**—3—**
Turning someone into a vampire is not a simple matter of swapping blood. There has to be intent. There also has to be actual death involved. So in order to make a vampire, I have to drink the subject, I have to give him or her my blood, and I have to kill them, all while wanting the turning to happen. I can break their necks, or shoot them, or hang them – it doesn’t matter, really – but the simplest and neatest way to do this is to just drain them of their blood.

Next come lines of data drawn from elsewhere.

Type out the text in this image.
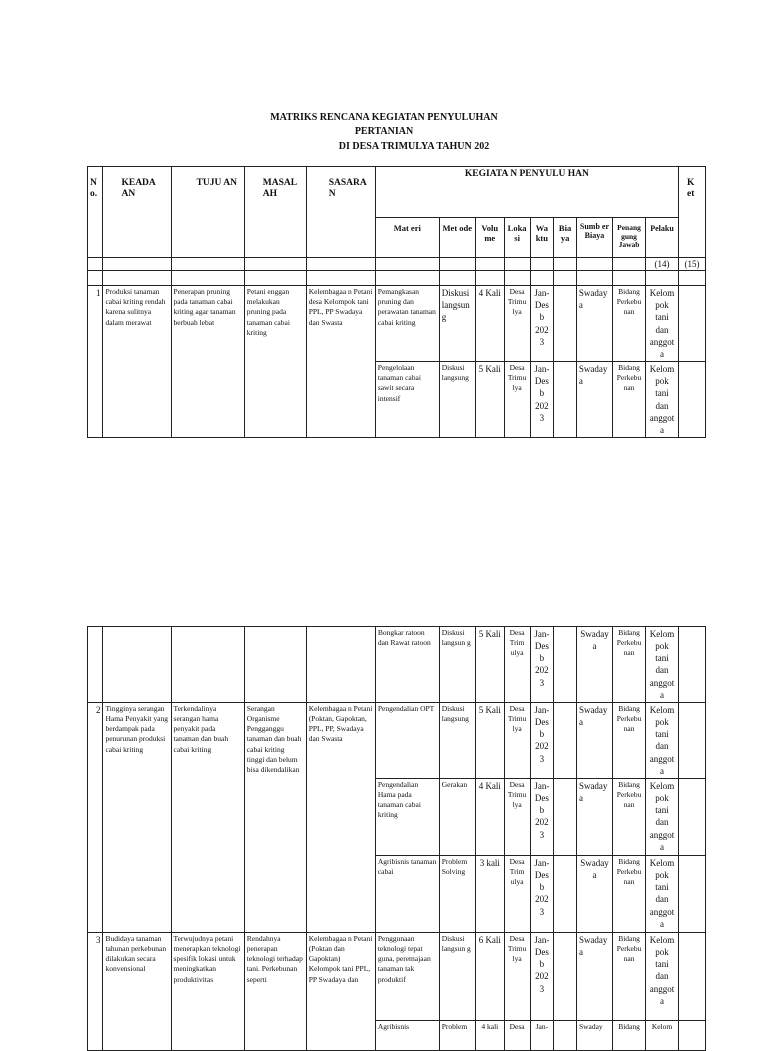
MATRIKS RENCANA KEGIATAN PENYULUHAN
PERTANIAN
DI DESA TRIMULYA TAHUN 202
N o.	KEADA AN	TUJU AN	MASAL AH	SASARA N	KEGIATA N PENYULU HAN									K et
					Mat eri	Met ode	Volu me	Loka si	Wa ktu	Bia ya	Sumb er Biaya	Penang gung Jawab	Pelaku	
													(14)	(15)

1	Produksi tanaman cabai kriting rendah karena sulitnya dalam merawat	Penerapan pruning pada tanaman cabai kriting agar tanaman berbuah lebat	Petani enggan melakukan pruning pada tanaman cabai kriting	Kelembagaa n Petani desa Kelompok tani PPL, PP Swadaya dan Swasta	Pemangkasan pruning dan perawatan tanaman cabai kriting	Diskusi langsun g	4 Kali	Desa Trimu lya	Jan-Des b 202 3		Swaday a	Bidang Perkebu nan	Kelom pok tani dan anggot a	
					Pengelolaan tanaman cabai sawit secara intensif	Diskusi langsung	5 Kali	Desa Trimu lya	Jan-Des b 202 3		Swaday a	Bidang Perkebu nan	Kelom pok tani dan anggot a	
					Bongkar ratoon dan Rawat ratoon	Diskusi langsun g	5 Kali	Desa Trim ulya	Jan-Des b 202 3		Swaday a	Bidang Perkebu nan	Kelom pok tani dan anggot a	
2	Tingginya serangan Hama Penyakit yang berdampak pada penurunan produksi cabai kriting	Terkendalinya serangan hama penyakit pada tanaman dan buah cabai kriting	Serangan Organisme Pengganggu tanaman dan buah cabai kriting tinggi dan belum bisa dikendalikan	Kelembagaa n Petani (Poktan, Gapoktan, PPL, PP, Swadaya dan Swasta	Pengendalian OPT	Diskusi langsung	5 Kali	Desa Trimu lya	Jan-Des b 202 3		Swaday a	Bidang Perkebu nan	Kelom pok tani dan anggot a	
					Pengendalian Hama pada tanaman cabai kriting	Gerakan	4 Kali	Desa Trimu lya	Jan-Des b 202 3		Swaday a	Bidang Perkebu nan	Kelom pok tani dan anggot a	
					Agribisnis tanaman cabai	Problem Solving	3 kali	Desa Trim ulya	Jan-Des b 202 3		Swaday a	Bidang Perkebu nan	Kelom pok tani dan anggot a	
3	Budidaya tanaman tahunan perkebunan dilakukan secara konvensional	Terwujudnya petani menerapkan teknologi spesifik lokasi untuk meningkatkan produktivitas	Rendahnya penerapan teknologi terhadap tani. Perkebunan seperti	Kelembagaa n Petani (Poktan dan Gapoktan) Kelompok tani PPL, PP Swadaya dan	Penggunaan teknologi tepat guna, peremajaan tanaman tak produktif	Diskusi langsun g	6 Kali	Desa Trimu lya	Jan-Des b 202 3		Swaday a	Bidang Perkebu nan	Kelom pok tani dan anggot a	
					Agribisnis	Problem	4 kali	Desa	Jan-		Swaday	Bidang	Kelom	
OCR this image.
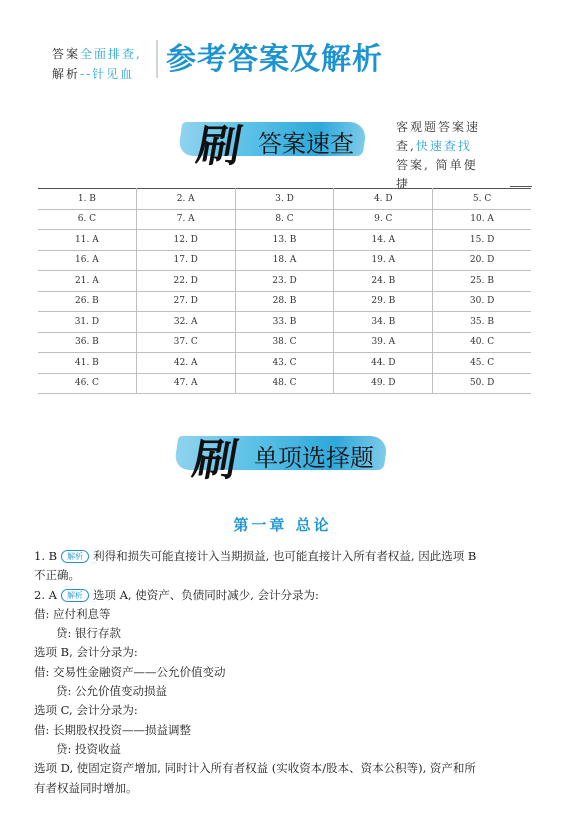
答案全面排查,
解析--针见血 参考答案及解析
刷 答案速查
客观题答案速
查,快速查找
答案, 简单便
捷
1. B	2. A	3. D	4. D	5. C
6. C	7. A	8. C	9. C	10. A
11. A	12. D	13. B	14. A	15. D
16. A	17. D	18. A	19. A	20. D
21. A	22. D	23. D	24. B	25. B
26. B	27. D	28. B	29. B	30. D
31. D	32. A	33. B	34. B	35. B
36. B	37. C	38. C	39. A	40. C
41. B	42. A	43. C	44. D	45. C
46. C	47. A	48. C	49. D	50. D
刷 单项选择题
第一章 总论
1. B 解析 利得和损失可能直接计入当期损益, 也可能直接计入所有者权益, 因此选项 B
不正确。
2. A 解析 选项 A, 使资产、负债同时减少, 会计分录为:
借: 应付利息等
贷: 银行存款
选项 B, 会计分录为:
借: 交易性金融资产——公允价值变动
贷: 公允价值变动损益
选项 C, 会计分录为:
借: 长期股权投资——损益调整
贷: 投资收益
选项 D, 使固定资产增加, 同时计入所有者权益 (实收资本/股本、资本公积等), 资产和所
有者权益同时增加。
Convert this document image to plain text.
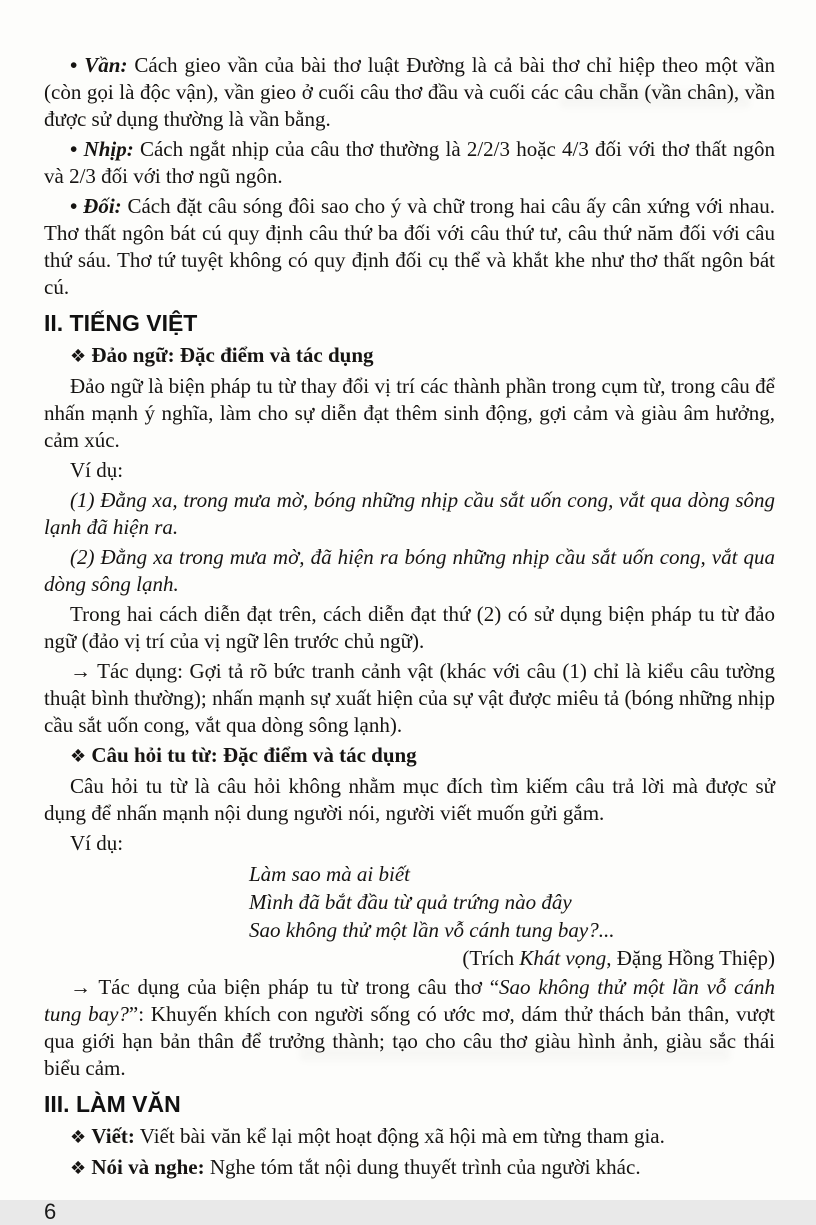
• Vần: Cách gieo vần của bài thơ luật Đường là cả bài thơ chỉ hiệp theo một vần (còn gọi là độc vận), vần gieo ở cuối câu thơ đầu và cuối các câu chẵn (vần chân), vần được sử dụng thường là vần bằng.

• Nhịp: Cách ngắt nhịp của câu thơ thường là 2/2/3 hoặc 4/3 đối với thơ thất ngôn và 2/3 đối với thơ ngũ ngôn.

• Đối: Cách đặt câu sóng đôi sao cho ý và chữ trong hai câu ấy cân xứng với nhau. Thơ thất ngôn bát cú quy định câu thứ ba đối với câu thứ tư, câu thứ năm đối với câu thứ sáu. Thơ tứ tuyệt không có quy định đối cụ thể và khắt khe như thơ thất ngôn bát cú.

II. TIẾNG VIỆT

❖ Đảo ngữ: Đặc điểm và tác dụng

Đảo ngữ là biện pháp tu từ thay đổi vị trí các thành phần trong cụm từ, trong câu để nhấn mạnh ý nghĩa, làm cho sự diễn đạt thêm sinh động, gợi cảm và giàu âm hưởng, cảm xúc.

Ví dụ:

(1) Đằng xa, trong mưa mờ, bóng những nhịp cầu sắt uốn cong, vắt qua dòng sông lạnh đã hiện ra.

(2) Đằng xa trong mưa mờ, đã hiện ra bóng những nhịp cầu sắt uốn cong, vắt qua dòng sông lạnh.

Trong hai cách diễn đạt trên, cách diễn đạt thứ (2) có sử dụng biện pháp tu từ đảo ngữ (đảo vị trí của vị ngữ lên trước chủ ngữ).

→ Tác dụng: Gợi tả rõ bức tranh cảnh vật (khác với câu (1) chỉ là kiểu câu tường thuật bình thường); nhấn mạnh sự xuất hiện của sự vật được miêu tả (bóng những nhịp cầu sắt uốn cong, vắt qua dòng sông lạnh).

❖ Câu hỏi tu từ: Đặc điểm và tác dụng

Câu hỏi tu từ là câu hỏi không nhằm mục đích tìm kiếm câu trả lời mà được sử dụng để nhấn mạnh nội dung người nói, người viết muốn gửi gắm.

Ví dụ:

Làm sao mà ai biết
Mình đã bắt đầu từ quả trứng nào đây
Sao không thử một lần vỗ cánh tung bay?...

(Trích Khát vọng, Đặng Hồng Thiệp)

→ Tác dụng của biện pháp tu từ trong câu thơ “Sao không thử một lần vỗ cánh tung bay?”: Khuyến khích con người sống có ước mơ, dám thử thách bản thân, vượt qua giới hạn bản thân để trưởng thành; tạo cho câu thơ giàu hình ảnh, giàu sắc thái biểu cảm.

III. LÀM VĂN

❖ Viết: Viết bài văn kể lại một hoạt động xã hội mà em từng tham gia.

❖ Nói và nghe: Nghe tóm tắt nội dung thuyết trình của người khác.

6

If you don’t kill the subject, but follow all the other steps – with intent – then there still will be a transformation, but what you will end up with is a ghoul, not a full vampire. Ghouls also need blood to survive, but they don’t get all the perks the vampires do. They don’t grow sharp retractable incisors, they don’t have our mesmerism or superstrength, and the aversion-to-sun cure doesn’t actually work on them. Their minds also cannot really handle the blood thirst, and they lose their sanity very rapidly. All in all, ghouls are an unnecessary mess. Very few vampires keep them around. We are allowed to create as many as we want as they usually die out within a few months, but we usually have no reason to. (This is unlike making new vampires, where we have to request permission from the vampire lords, and may not get one for several decades. And yes, we do have vampire lords – they are in charge of running our vampire utopia.)